Mulligan and Matea stared at him.

“Hey, no way I was gonna
eat
it, guys,” Freman said. “I’m not like
him,
for chrissake.”

With that, Freeman rose and shuffled toward the door.

“One last thing, Gordon,” Matea said.

The old man looked back over his shoulder.

“Tomorrow morning, come by the station and return that journal you borrowed.”

 

36

The slender sixty–six–year–old black woman walked briskly along the sidewalk toward city hall, her head tilted down as if she were depressed, or lost in thought, or perhaps trying to avoid catching anyone’s eye. Although it was early June, the noon temperature seventy-eight degrees by the digital thermometer that hung outside the Bank of America building, she was still wearing that red cloth coat.

Gloria had just photographed some kids flying a kite in Burnside Park when she spotted the woman and decided, on impulse, to follow her. The woman continued past city hall, climbed the three steps to Charlie’s greasy spoon, and slipped inside.

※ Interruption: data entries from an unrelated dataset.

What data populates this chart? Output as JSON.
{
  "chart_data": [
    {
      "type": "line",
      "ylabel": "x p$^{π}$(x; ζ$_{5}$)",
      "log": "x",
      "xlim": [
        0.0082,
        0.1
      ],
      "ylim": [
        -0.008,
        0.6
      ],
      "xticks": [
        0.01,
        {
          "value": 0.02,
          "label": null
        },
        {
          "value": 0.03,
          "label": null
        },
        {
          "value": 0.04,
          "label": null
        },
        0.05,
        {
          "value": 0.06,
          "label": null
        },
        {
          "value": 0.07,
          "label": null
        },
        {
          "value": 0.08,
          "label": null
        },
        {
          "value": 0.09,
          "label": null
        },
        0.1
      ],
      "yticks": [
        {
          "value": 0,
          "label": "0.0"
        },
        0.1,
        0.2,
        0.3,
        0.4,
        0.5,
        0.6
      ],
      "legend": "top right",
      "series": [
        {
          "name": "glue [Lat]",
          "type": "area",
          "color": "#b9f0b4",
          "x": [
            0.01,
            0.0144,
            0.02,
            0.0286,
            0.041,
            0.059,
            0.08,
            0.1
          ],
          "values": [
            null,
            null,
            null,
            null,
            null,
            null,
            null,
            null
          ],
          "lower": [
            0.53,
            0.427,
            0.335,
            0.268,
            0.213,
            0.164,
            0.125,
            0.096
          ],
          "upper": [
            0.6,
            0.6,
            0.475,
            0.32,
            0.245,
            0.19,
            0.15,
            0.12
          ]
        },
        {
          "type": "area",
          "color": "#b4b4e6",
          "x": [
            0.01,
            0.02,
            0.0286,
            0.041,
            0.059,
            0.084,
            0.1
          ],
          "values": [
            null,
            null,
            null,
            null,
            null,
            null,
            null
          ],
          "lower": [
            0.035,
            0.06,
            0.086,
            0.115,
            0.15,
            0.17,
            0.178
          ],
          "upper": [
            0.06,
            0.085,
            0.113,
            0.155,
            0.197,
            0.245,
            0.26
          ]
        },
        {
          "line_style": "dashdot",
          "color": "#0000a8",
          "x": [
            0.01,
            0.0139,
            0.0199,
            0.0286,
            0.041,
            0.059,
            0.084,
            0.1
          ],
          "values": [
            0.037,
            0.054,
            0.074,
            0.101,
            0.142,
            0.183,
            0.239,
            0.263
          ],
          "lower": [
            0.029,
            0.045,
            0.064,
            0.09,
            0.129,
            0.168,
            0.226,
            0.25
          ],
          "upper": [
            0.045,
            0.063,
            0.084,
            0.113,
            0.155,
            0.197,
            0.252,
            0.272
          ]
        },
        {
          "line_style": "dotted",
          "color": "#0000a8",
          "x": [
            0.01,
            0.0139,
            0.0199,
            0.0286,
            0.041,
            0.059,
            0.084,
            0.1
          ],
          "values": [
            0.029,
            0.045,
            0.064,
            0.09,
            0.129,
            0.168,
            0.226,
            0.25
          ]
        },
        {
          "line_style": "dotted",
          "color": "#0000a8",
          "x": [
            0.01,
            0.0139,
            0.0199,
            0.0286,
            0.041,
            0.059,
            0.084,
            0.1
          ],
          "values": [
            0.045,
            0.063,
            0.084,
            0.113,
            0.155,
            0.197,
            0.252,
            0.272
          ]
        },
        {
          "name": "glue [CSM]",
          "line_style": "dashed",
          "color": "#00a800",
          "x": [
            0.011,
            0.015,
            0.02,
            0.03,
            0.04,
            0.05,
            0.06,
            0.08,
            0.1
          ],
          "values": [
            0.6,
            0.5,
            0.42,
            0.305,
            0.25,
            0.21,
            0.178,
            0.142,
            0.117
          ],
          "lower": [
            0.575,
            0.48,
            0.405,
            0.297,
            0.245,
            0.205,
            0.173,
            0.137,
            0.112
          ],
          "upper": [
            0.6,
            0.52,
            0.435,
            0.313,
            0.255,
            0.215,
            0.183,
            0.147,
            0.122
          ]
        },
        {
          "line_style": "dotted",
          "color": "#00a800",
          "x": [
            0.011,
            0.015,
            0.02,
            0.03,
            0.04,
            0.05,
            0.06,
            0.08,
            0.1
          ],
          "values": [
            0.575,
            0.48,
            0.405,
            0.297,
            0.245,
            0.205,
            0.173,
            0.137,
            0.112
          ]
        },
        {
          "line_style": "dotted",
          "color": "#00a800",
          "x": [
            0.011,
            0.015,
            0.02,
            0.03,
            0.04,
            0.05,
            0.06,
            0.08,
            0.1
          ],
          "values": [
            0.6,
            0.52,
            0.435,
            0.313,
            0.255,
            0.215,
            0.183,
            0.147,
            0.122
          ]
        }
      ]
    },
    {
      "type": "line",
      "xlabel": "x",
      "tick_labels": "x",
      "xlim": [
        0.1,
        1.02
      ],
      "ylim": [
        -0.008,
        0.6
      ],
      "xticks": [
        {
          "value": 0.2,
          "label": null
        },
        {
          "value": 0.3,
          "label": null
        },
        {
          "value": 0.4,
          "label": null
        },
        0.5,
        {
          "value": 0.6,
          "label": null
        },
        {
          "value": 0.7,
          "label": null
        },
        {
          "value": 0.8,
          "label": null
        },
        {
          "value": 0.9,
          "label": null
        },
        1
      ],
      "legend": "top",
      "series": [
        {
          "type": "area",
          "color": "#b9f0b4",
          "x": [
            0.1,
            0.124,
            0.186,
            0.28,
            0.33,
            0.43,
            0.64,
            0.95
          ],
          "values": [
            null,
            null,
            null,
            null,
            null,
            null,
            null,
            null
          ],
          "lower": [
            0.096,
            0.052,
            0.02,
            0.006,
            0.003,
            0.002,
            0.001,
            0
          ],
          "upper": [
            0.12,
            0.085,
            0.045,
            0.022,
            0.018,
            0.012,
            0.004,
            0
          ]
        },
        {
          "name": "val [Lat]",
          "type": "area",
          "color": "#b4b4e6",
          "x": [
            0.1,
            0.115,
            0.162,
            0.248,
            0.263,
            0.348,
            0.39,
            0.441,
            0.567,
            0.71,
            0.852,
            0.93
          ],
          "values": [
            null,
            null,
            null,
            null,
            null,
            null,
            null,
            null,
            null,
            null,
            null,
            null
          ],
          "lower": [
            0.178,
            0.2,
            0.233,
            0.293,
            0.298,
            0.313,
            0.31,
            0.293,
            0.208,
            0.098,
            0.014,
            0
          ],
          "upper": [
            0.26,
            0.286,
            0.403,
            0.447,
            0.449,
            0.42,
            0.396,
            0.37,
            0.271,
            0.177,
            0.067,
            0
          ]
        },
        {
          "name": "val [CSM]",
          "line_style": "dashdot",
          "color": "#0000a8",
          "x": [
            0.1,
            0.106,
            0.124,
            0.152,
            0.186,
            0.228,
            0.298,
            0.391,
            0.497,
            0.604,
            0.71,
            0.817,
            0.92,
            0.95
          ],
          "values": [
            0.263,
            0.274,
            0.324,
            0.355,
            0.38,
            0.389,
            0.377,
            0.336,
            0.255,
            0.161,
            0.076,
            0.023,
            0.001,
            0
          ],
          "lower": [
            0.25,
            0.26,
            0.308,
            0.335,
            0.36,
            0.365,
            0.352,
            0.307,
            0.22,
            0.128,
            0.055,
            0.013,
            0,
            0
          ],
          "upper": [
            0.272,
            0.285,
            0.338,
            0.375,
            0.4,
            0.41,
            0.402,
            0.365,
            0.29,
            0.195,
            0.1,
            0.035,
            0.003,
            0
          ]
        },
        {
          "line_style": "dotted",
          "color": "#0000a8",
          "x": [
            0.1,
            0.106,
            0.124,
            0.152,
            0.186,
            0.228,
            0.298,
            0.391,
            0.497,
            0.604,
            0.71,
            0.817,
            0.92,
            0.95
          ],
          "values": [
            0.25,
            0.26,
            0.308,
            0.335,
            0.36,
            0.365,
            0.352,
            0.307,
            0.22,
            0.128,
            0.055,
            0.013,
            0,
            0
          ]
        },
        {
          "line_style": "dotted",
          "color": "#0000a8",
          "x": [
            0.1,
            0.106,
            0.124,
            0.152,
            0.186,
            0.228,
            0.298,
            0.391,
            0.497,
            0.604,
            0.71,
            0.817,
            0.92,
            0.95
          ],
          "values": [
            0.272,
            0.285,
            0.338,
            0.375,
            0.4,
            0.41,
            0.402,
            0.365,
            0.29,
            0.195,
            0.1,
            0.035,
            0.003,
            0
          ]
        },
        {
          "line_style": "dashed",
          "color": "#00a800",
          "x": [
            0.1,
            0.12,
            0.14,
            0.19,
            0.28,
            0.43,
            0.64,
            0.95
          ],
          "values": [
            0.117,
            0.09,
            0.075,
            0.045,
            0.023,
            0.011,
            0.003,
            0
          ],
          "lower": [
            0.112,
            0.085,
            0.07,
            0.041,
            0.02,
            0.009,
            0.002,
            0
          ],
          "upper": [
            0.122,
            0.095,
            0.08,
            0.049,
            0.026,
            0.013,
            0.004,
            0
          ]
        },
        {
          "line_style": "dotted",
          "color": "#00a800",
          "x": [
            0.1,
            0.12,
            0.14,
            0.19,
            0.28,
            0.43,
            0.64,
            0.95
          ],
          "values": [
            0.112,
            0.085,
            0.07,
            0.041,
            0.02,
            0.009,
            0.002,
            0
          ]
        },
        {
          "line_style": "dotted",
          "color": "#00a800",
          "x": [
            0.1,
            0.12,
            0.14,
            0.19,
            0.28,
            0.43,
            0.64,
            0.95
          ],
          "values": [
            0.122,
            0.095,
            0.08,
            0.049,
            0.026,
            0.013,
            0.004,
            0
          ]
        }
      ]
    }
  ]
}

Gloria stopped on the sidewalk outside the diner and asked herself what the hell she was doing. She and Mulligan were supposed to be partners on the Diggs investigation, but he’d excluded her from his conversations with Jennings, claiming the ex-cop might not talk freely in the presence of someone he didn’t know. She suspected he was just shielding her from the grizzly details of the old murders. She was sick of him treating her like an invalid. And she was eager to do something useful on her own.

Would talking to Kwame Diggs’s mother be useful? Probably not, but Gloria couldn’t be sure.

Inside, the counter, stools, and booths were all occupied by the lunch crowd, most of them regulars from the paper, city hall, and the surrounding office buildings. Esther Diggs was seated alone by a window overlooking the park, her coat now removed, folded neatly, and placed beside her on the booth’s cracked vinyl seat.

“Excuse me,” Gloria said. “All of the other seats are taken. Would you mind if I join you?”

The woman raised her eyes from the menu, looked Gloria up and down, and frowned. “Well … I suppose it would be all right.”

“Thank you so much,” Gloria said. She slid into the other side of the booth and placed her camera bag on the table.